Its short muzzle can sometimes lead to respiratory problems. Heat can also be problematic so this dog should not be exposed to sunshine for long periods of time.

It is inadvisable to let it inside a car on hot summer days. Its weight should be monitored in order to prevent herniated disks. In addition, its eyes must be kept clean.

Giving birth can sometimes be difficult for female French Bulldogs.

Nevertheless, the French Bulldog is not considered to be a delicate breed. Take proper care of this dog and it will enjoy good health and lead a long life.

GROOMING

Eyes should be monitored and cleaned regularly. Brushing should be done on a daily basis and it is advisable to bathe the dog every 2 to 3 months in order to take care of its folds and wrinkles on its skin.

History of this breed

Probably an offspring of the Tibetan Mastiff, like all Molossers, the French Bulldog has a very mysterious history. The British pretend that it is a descendant of the Bulldog whereas the French claim it is an offspring of an aboriginal dog.

In reality, the French Bulldog is likely a cross between an ancient Bulldog and small black Terriers. Other crosses would also have been completed later, probably with pugs.

Imported in France around 1850, it was initially used by traders as ratters. Thereafter, westerners on both sides of the Atlantic started using it as a pet.

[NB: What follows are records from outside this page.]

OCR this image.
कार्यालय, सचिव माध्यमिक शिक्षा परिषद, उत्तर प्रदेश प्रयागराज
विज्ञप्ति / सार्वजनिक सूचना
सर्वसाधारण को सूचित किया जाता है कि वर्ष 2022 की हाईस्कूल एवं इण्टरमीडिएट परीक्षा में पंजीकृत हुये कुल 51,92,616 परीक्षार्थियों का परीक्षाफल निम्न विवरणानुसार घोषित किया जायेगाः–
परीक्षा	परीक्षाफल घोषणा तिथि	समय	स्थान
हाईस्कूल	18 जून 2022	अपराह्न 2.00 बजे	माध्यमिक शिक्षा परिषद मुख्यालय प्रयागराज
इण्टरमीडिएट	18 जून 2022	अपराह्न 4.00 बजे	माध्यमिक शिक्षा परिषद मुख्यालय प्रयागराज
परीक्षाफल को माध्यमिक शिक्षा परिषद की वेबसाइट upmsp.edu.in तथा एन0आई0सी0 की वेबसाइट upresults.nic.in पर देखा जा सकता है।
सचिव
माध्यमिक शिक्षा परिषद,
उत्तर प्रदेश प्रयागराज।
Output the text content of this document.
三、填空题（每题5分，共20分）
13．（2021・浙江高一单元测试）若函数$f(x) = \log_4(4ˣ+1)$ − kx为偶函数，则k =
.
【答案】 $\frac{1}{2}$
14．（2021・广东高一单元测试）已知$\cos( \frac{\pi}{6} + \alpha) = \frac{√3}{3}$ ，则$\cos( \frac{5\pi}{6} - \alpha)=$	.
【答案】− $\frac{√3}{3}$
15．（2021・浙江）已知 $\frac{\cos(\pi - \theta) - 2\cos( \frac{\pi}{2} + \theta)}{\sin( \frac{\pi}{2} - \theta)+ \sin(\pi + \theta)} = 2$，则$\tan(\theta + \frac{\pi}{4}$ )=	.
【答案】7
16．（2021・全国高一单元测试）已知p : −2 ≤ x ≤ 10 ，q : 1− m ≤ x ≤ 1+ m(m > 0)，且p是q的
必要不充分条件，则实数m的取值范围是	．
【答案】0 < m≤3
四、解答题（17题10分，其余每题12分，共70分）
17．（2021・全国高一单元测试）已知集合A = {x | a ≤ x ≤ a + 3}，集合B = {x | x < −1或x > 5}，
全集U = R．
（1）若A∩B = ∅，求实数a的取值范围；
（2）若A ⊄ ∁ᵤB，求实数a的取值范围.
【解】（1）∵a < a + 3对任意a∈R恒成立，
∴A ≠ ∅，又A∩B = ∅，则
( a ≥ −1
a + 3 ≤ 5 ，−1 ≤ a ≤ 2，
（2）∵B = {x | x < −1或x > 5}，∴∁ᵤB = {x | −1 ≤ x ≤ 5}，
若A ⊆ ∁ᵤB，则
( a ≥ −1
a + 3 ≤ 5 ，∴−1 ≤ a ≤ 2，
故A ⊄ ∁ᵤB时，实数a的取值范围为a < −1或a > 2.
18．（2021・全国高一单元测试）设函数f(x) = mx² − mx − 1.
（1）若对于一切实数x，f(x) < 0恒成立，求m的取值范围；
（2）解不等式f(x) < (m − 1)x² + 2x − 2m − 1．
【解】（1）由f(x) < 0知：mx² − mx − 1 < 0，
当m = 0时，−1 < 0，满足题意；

The Kennel Club recognized the French Bulldog in the late 19th century and this led to intense discussions between the British and the French in order to determine to whom belonged this dog.

The first French Bulldog club was founded in 1880 and the first French Bulldog breed standard was established in 1898. Modifications were made in 1931, 1932, 1948,1986 and 1994.

This friendly little dog is essentially a pet dog that is also used in therapy for the sick and for prisoners that enjoy this link to the outside world.